One comment: Here’s a company where getting scammed in the game is not against the rules, and even allowed. So, you’re surprised when they compare something to prostitution and don’t find it to be a negative? :)

Dang, there’s a big difference between doing stuff in-game and out. Which is why I (and most Eve players from what I can tell) still think that account hacking, keylogging, client mods and so forth are unacceptable.

Last Friday CCP Zulu posted on his blog:

Therefore we dedicated an entire issue to exactly that topic. It‘s worth mentioning that the topic of the issue was “Greed is good?” as a way to ask a question that would then be debated back and forth and often exaggerated purposefully to draw contrasts and make points. The result of that is now widely available on the internet.
[I got that the point of the magazine was debate, by the way.
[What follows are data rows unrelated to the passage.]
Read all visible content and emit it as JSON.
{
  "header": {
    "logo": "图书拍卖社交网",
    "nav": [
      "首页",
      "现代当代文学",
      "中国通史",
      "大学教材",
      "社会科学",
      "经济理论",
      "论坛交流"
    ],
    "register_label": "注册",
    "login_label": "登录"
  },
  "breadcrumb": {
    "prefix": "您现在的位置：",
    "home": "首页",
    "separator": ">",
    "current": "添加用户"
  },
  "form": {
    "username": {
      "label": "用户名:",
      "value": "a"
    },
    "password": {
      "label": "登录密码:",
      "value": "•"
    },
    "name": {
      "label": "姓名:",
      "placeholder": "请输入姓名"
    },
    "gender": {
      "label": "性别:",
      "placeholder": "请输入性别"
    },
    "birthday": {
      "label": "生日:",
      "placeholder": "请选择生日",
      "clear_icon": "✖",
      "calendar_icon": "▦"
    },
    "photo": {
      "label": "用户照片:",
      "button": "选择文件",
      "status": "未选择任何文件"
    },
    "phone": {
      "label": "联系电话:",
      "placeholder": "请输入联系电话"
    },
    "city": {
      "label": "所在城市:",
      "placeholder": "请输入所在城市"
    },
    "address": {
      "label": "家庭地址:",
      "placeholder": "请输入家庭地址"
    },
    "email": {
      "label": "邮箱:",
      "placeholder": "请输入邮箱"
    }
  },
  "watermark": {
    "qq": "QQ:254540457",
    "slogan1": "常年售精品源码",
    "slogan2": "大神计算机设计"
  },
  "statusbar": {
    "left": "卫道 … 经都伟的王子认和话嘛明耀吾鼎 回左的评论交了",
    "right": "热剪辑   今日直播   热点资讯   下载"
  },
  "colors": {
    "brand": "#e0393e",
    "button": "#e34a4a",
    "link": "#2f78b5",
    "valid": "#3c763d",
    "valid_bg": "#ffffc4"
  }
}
I simply could not reconcile the tone of one article with advocacy, as opposed to, done deal]

The opinions and views expressed in Fearless are just that; opinions and views. They are not CCP policy nor are they a reliable source of CCP views as a company. The employees who submitted articles to that newsletter did exactly what they were asked to do, write about theories and opinions from an exaggerated stand.

While it‘s perfectly fine to disagree and attack CCP over policies or actions we take, we think it‘s not cool how individuals that work here have been called out and dragged through the mud due to something they wrote in the internal company newsletter. Seriously, these people were doing their jobs and do not deserve the hate and shitstorm being pointed at them.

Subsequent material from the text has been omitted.